Understanding the phase behavior of the various fluids present in a petroleum reservoir is essential for achieving optimal design and cost-effective operations in a petroleum development. Computer-based modeling techniques have been developed for estimating the properties and/or phase behavior of petroleum fluid in a reservoir of interest. The calculation of phase behavior in a reservoir model can be made in one of the two following ways: 1) using a “black-oil” approach based on simple interpolation of pressure, volume and temperature (PVT) properties as a function of pressure, or 2) using a “compositional” approach based on a thermodynamically-consistent model such as a cubic equation of state (EOS).
The main difference between these two methods is that a black oil simulator does not consider changes in composition of the hydrocarbons as the field is produced, whereas the compositional model fits the PVT properties of oil and gas phases to an equation of state (EOS) as a mixture of components. The compositional simulator then uses the tuned EOS model to dynamically track the movement of both phases and components in field. Thus, depletion of e.g. gas-condensate reservoirs and volatile-oil reservoirs can be accounted for in the compositional model.
Phase behavior of a fluid with known composition consists of defining the number of phases, phase amounts, phase compositions, phase properties (molecular weight, density, and viscosity), and the interfacial tension (IFT) between phases. In addition to defining the phase behavior of a fluid at a specific reservoir pressure, knowing the derivatives of all phase properties with respect to pressure, temperature and composition is important in reservoir simulation. Thus, compositional modeling is much more complex and difficult than the more simplified black oil techniques.
Typically, compositional modeling of phase behaviors employs an equation of state (EOS) model that represents the phase behavior of the petroleum fluid in the reservoir. Once the EOS model is defined, it can be used to compute a wide array of properties of the petroleum fluid of the reservoir, such as gas-oil ratio (GOR) or condensate-gas ratio (CGR) (one is the inverse of the other), density of each phase, volumetric factors and compressibility, and saturation pressure (bubble or dew point). Transport properties, such as viscosity, can also be obtained using the EOS model and standard viscosity correlations, such as Lohrenz-Bray-Clark (LBC) correlations. Furthermore, the EOS model can be extended with other reservoir evaluation techniques for compositional simulation of flow and production behavior of the petroleum fluid of the reservoir, as is well known in the art.

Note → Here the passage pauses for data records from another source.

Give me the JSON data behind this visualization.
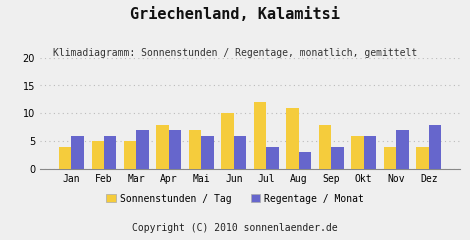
{
  "title": "Griechenland, Kalamitsi",
  "subtitle": "Klimadiagramm: Sonnenstunden / Regentage, monatlich, gemittelt",
  "copyright": "Copyright (C) 2010 sonnenlaender.de",
  "months": [
    "Jan",
    "Feb",
    "Mar",
    "Apr",
    "Mai",
    "Jun",
    "Jul",
    "Aug",
    "Sep",
    "Okt",
    "Nov",
    "Dez"
  ],
  "sonnenstunden": [
    4,
    5,
    5,
    8,
    7,
    10,
    12,
    11,
    8,
    6,
    4,
    4
  ],
  "regentage": [
    6,
    6,
    7,
    7,
    6,
    6,
    4,
    3,
    4,
    6,
    7,
    8
  ],
  "bar_color_sonnen": "#F5CC3C",
  "bar_color_regen": "#6666CC",
  "background_color": "#EFEFEF",
  "plot_bg_color": "#EFEFEF",
  "grid_color": "#BBBBBB",
  "ylim": [
    0,
    20
  ],
  "yticks": [
    0,
    5,
    10,
    15,
    20
  ],
  "legend_sonnen": "Sonnenstunden / Tag",
  "legend_regen": "Regentage / Monat",
  "title_fontsize": 11,
  "subtitle_fontsize": 7,
  "axis_fontsize": 7,
  "copyright_fontsize": 7,
  "copyright_bg": "#AAAAAA"
}
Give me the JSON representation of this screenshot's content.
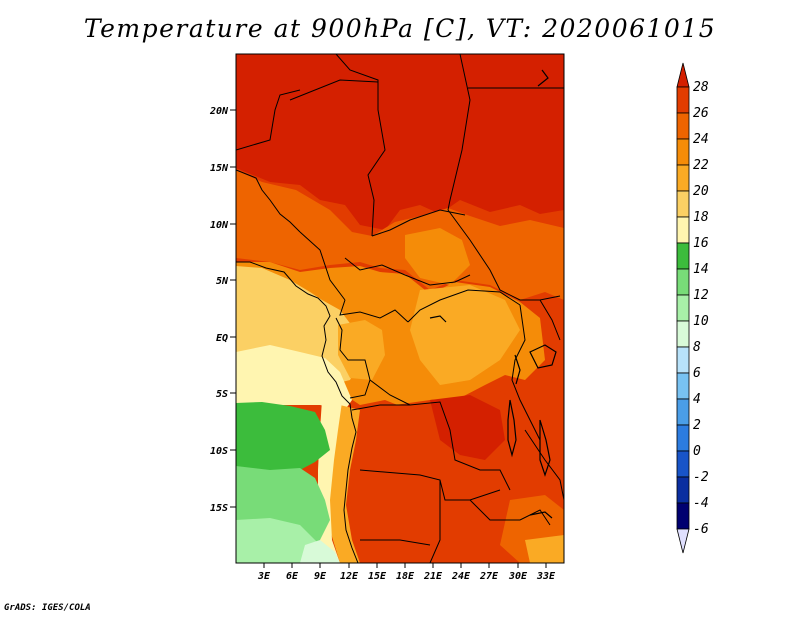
{
  "title": "Temperature at 900hPa [C], VT: 2020061015",
  "credit": "GrADS: IGES/COLA",
  "map": {
    "lon_range": [
      0,
      35
    ],
    "lat_range": [
      -20,
      25
    ],
    "lat_ticks": [
      "20N",
      "15N",
      "10N",
      "5N",
      "EQ",
      "5S",
      "10S",
      "15S"
    ],
    "lon_ticks": [
      "3E",
      "6E",
      "9E",
      "12E",
      "15E",
      "18E",
      "21E",
      "24E",
      "27E",
      "30E",
      "33E"
    ]
  },
  "colorbar": {
    "labels": [
      "28",
      "26",
      "24",
      "22",
      "20",
      "18",
      "16",
      "14",
      "12",
      "10",
      "8",
      "6",
      "4",
      "2",
      "0",
      "-2",
      "-4",
      "-6"
    ],
    "colors": [
      "#d42000",
      "#e23c00",
      "#ee6400",
      "#f58c08",
      "#faaa24",
      "#fbd064",
      "#fff5b0",
      "#3cbc3c",
      "#78dc78",
      "#a8f0a8",
      "#d8fad8",
      "#b8e2fa",
      "#78c2f2",
      "#4a9ee8",
      "#2c7ce0",
      "#1854c8",
      "#0a2ea0",
      "#000070",
      "#e0e0ff"
    ]
  }
}
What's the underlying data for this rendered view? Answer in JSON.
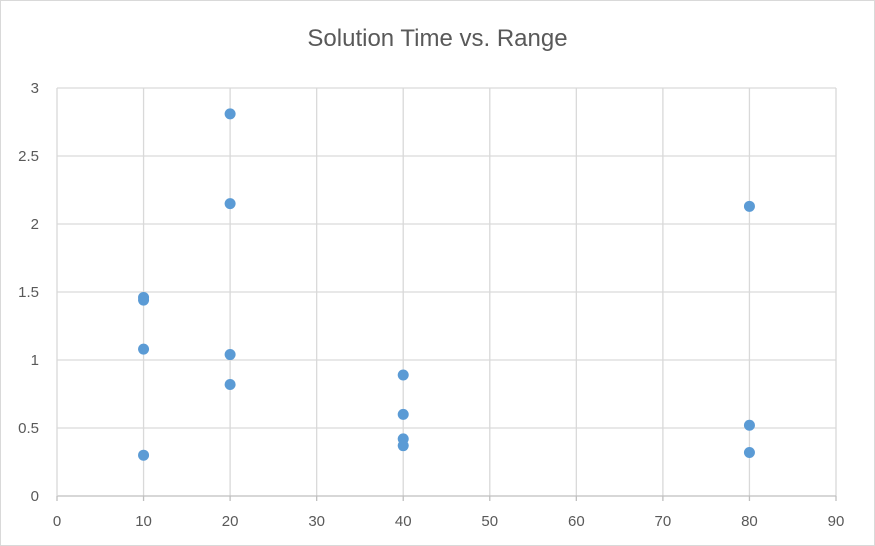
{
  "chart_data": {
    "type": "scatter",
    "title": "Solution Time vs. Range",
    "xlabel": "",
    "ylabel": "",
    "xlim": [
      0,
      90
    ],
    "ylim": [
      0,
      3
    ],
    "xticks": [
      0,
      10,
      20,
      30,
      40,
      50,
      60,
      70,
      80,
      90
    ],
    "yticks": [
      0,
      0.5,
      1,
      1.5,
      2,
      2.5,
      3
    ],
    "grid": true,
    "legend": "none",
    "marker_color": "#5b9bd5",
    "gridline_color": "#d9d9d9",
    "series": [
      {
        "points": [
          {
            "x": 10,
            "y": 1.46
          },
          {
            "x": 10,
            "y": 1.44
          },
          {
            "x": 10,
            "y": 1.08
          },
          {
            "x": 10,
            "y": 0.3
          },
          {
            "x": 20,
            "y": 2.81
          },
          {
            "x": 20,
            "y": 2.15
          },
          {
            "x": 20,
            "y": 1.04
          },
          {
            "x": 20,
            "y": 0.82
          },
          {
            "x": 40,
            "y": 0.89
          },
          {
            "x": 40,
            "y": 0.6
          },
          {
            "x": 40,
            "y": 0.42
          },
          {
            "x": 40,
            "y": 0.37
          },
          {
            "x": 80,
            "y": 2.13
          },
          {
            "x": 80,
            "y": 0.52
          },
          {
            "x": 80,
            "y": 0.32
          }
        ]
      }
    ]
  }
}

For example, compositional simulations can be helpful in studying (1) depletion of a volatile oil or gas condensate reservoir where phase compositions and properties vary significantly with pressure below bubble or dew point pressures, (2) injection of non-equilibrium gas (dry or enriched) into a black oil reservoir to mobilize oil by vaporization into a more mobile gas phase or by condensation through an outright (single-contact) or dynamic (multiple-contact) irascibility, and (3) injection of CO2 into an oil reservoir to mobilize oil by miscible displacement and by oil viscosity reduction and oil swelling.
In the recent years, exploration, drilling and production activities have ramped up significantly in unconventional resource plays such as Eagle Ford, Bakken, Permian, Barnett, and others around the world. In the past, fluid homogeneity in a hydrocarbon reservoir has been assumed. There is now a growing awareness that fluids are often heterogeneous or compartmentalized in the reservoir, but still very little detailed understanding of the variation in petroleum fluid quality both vertically and laterally in a play. As relatively unexplored resource plays are being developed, the capability of understanding and predicting petroleum fluid variation and phase behavior would be extremely useful in resource mapping and planning development strategies.
However, the complexities arising from petroleum fluid heterogeneity along the several thousands of feet lateral wellbore in unconventional shale reservoirs adds additional uncertainties to the compositional model. Thus, there exists a need for improved modeling abilities for full reservoir petroleum fluid phase behavior properties and predictions for large shale reservoirs. Ideally, this method can utilize data collected during drilling to dynamically monitor the system.